Other tools worth a look
Notion vs Trello: Notion is great for documentation and wikis. For task management specifically, Trello is faster and more visual. For both in one tool, Notion's free plan does both well.
Figma vs Canva: Figma is the right answer for software interface design. Most freelancers and startup founders aren't designing interfaces day to day. Canva covers more of the early stage design needs.
Zoom vs Google Meet: Google Meet is free and good enough for teams already on Google Workspace. Zoom's free tier has a 40 minute limit on group calls, which is annoying. Meet is the safer default.
Google Workspace: $7 per user a month for the Business Starter plan.

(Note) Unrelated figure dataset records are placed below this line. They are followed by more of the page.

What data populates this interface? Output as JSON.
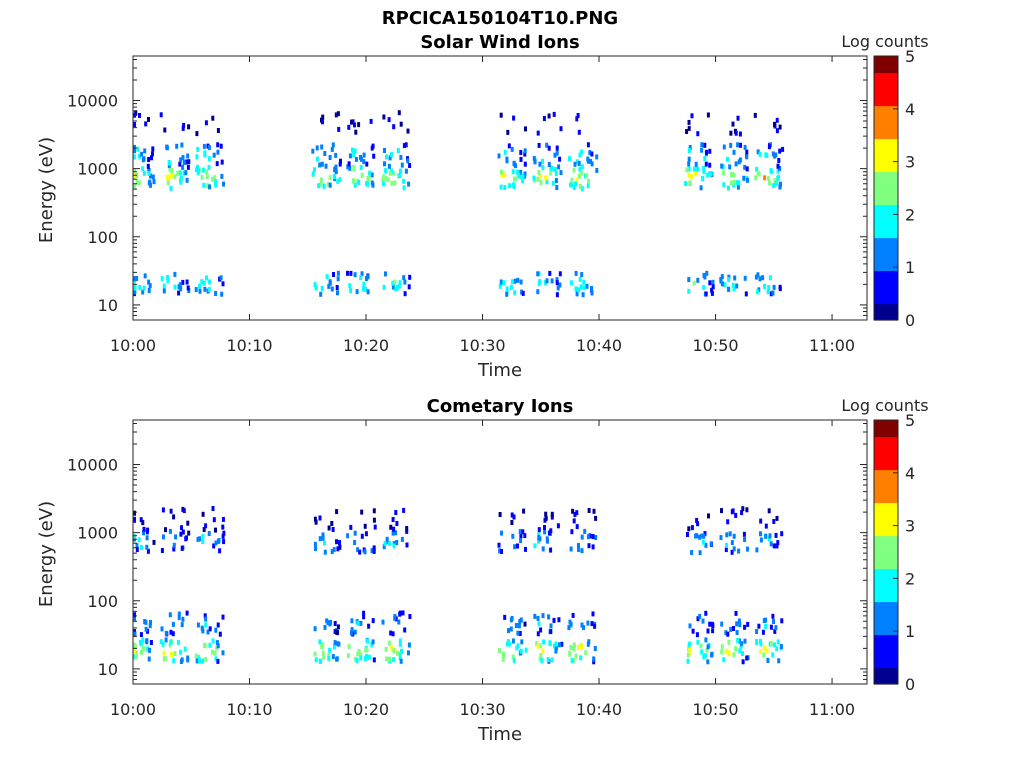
{
  "figure_title": "RPCICA150104T10.PNG",
  "colormap": [
    "#00008f",
    "#0000ff",
    "#0080ff",
    "#00ffff",
    "#80ff80",
    "#ffff00",
    "#ff8000",
    "#ff0000",
    "#800000"
  ],
  "chart_data": [
    {
      "type": "heatmap",
      "title": "Solar Wind Ions",
      "xlabel": "Time",
      "ylabel": "Energy (eV)",
      "colorbar_label": "Log counts",
      "x_scale": "time",
      "y_scale": "log",
      "xlim": [
        "10:00",
        "11:03"
      ],
      "ylim": [
        6,
        45000
      ],
      "x_ticks": [
        "10:00",
        "10:10",
        "10:20",
        "10:30",
        "10:40",
        "10:50",
        "11:00"
      ],
      "y_ticks": [
        10,
        100,
        1000,
        10000
      ],
      "y_tick_labels": [
        "10",
        "100",
        "1000",
        "10000"
      ],
      "color_range": [
        0,
        5
      ],
      "colorbar_ticks": [
        "0",
        "1",
        "2",
        "3",
        "4",
        "5"
      ],
      "grid": false,
      "bursts_minutes": [
        "10:00",
        "10:03",
        "10:06",
        "10:16",
        "10:19",
        "10:22",
        "10:32",
        "10:35",
        "10:38",
        "10:48",
        "10:51",
        "10:54"
      ],
      "bands": [
        {
          "energy_eV": 800,
          "peak_log_counts": 3.2
        },
        {
          "energy_eV": 1700,
          "peak_log_counts": 2.0
        },
        {
          "energy_eV": 22,
          "peak_log_counts": 2.2
        },
        {
          "energy_eV": 5000,
          "peak_log_counts": 0.3
        }
      ]
    },
    {
      "type": "heatmap",
      "title": "Cometary Ions",
      "xlabel": "Time",
      "ylabel": "Energy (eV)",
      "colorbar_label": "Log counts",
      "x_scale": "time",
      "y_scale": "log",
      "xlim": [
        "10:00",
        "11:03"
      ],
      "ylim": [
        6,
        45000
      ],
      "x_ticks": [
        "10:00",
        "10:10",
        "10:20",
        "10:30",
        "10:40",
        "10:50",
        "11:00"
      ],
      "y_ticks": [
        10,
        100,
        1000,
        10000
      ],
      "y_tick_labels": [
        "10",
        "100",
        "1000",
        "10000"
      ],
      "color_range": [
        0,
        5
      ],
      "colorbar_ticks": [
        "0",
        "1",
        "2",
        "3",
        "4",
        "5"
      ],
      "grid": false,
      "bursts_minutes": [
        "10:00",
        "10:03",
        "10:06",
        "10:16",
        "10:19",
        "10:22",
        "10:32",
        "10:35",
        "10:38",
        "10:48",
        "10:51",
        "10:54"
      ],
      "bands": [
        {
          "energy_eV": 20,
          "peak_log_counts": 3.2
        },
        {
          "energy_eV": 50,
          "peak_log_counts": 1.6
        },
        {
          "energy_eV": 800,
          "peak_log_counts": 1.8
        },
        {
          "energy_eV": 1700,
          "peak_log_counts": 0.5
        }
      ]
    }
  ]
}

Not on the main list because it's basically table stakes, not a stack choice. Add it on day 1.
The order to add things
For a brand new business, this is a reasonable order to add tools, with the trigger that prompts each step:
- Day 1: Google Workspace ($7) + Claude Free + Canva Free.
- First client: add Onigiri Free for invoicing.
- First inbound from multiple channels: add Deskwoot Free.
- First teammate: add Slack Free + Trello Free.
- First newsletter: add Mailchimp Free.
- First sales pipeline: add HubSpot CRM Free.
- Upgrade Claude to Pro on hitting the free usage limits. This is usually the first paid upgrade for AI heavy founders.
- Upgrade Deskwoot to Startup when a second support person joins.
That sequence keeps total spend below $50 a month for a long time. Most of these tools earn back their cost in the first week of use.
Try Deskwoot free for 7 days
If customer support across 4 channels is currently scattered between an inbox, a phone, and WhatsApp Web, Deskwoot is the one tool on this list that fixes that immediately. The free plan covers 1 agent on every channel, the AI Bot drafts replies from your help center, and the migration tools pull old conversations across in a single run.
Start the 7 day free trial → No credit card required.
Frequently asked questions
Quick answers on the topics covered above.
What tools should a freelancer use in 2026?
A lean freelancer stack in 2026 needs eight tools that cover the daily work: a customer support inbox, an invoicing tool, team chat (or async writing tool if solo), task tracking, a CRM, email marketing, an AI assistant, and a design tool. Most have a free tier that covers the first 6 to 12 months of business.
How much should a startup spend on software per month?
An early-stage startup can run on under $100 a month in software if you pick free tiers carefully. Once you hire your second or third person, the realistic budget rises to $200 to $400 a month. The biggest cost driver after that is usually AI and analytics.
Which free tools are good for early-stage startups?
Free tiers worth using in 2026: Deskwoot (customer support), Stripe (payments), Notion (notes and docs), Linear free (issue tracking), Loops (transactional email), Cal.com (scheduling), Figma (design), and Vercel (hosting). Free tiers handle the first 100 to 1,000 customers in most cases.
What customer support tool should a one-person startup use?
A solo founder needs one inbox for every channel, an AI bot that handles repeat questions, and a mobile app for replying on the go. Deskwoot's free tier ships all 8 channels (live chat, email, WhatsApp, Telegram, LINE, SMS, X DMs, REST API), the AI bot Fynn, and the iOS app, with no credit card required.
Can I run a startup with only free software?
Yes for the first 6 to 12 months. Most free tiers handle the volumes a pre-revenue startup hits: under 100 customers, under 50 conversations a day, under $10k MRR. Beyond that, you start paying for the tools that move revenue, typically email marketing, the support platform, and the CRM, in that order.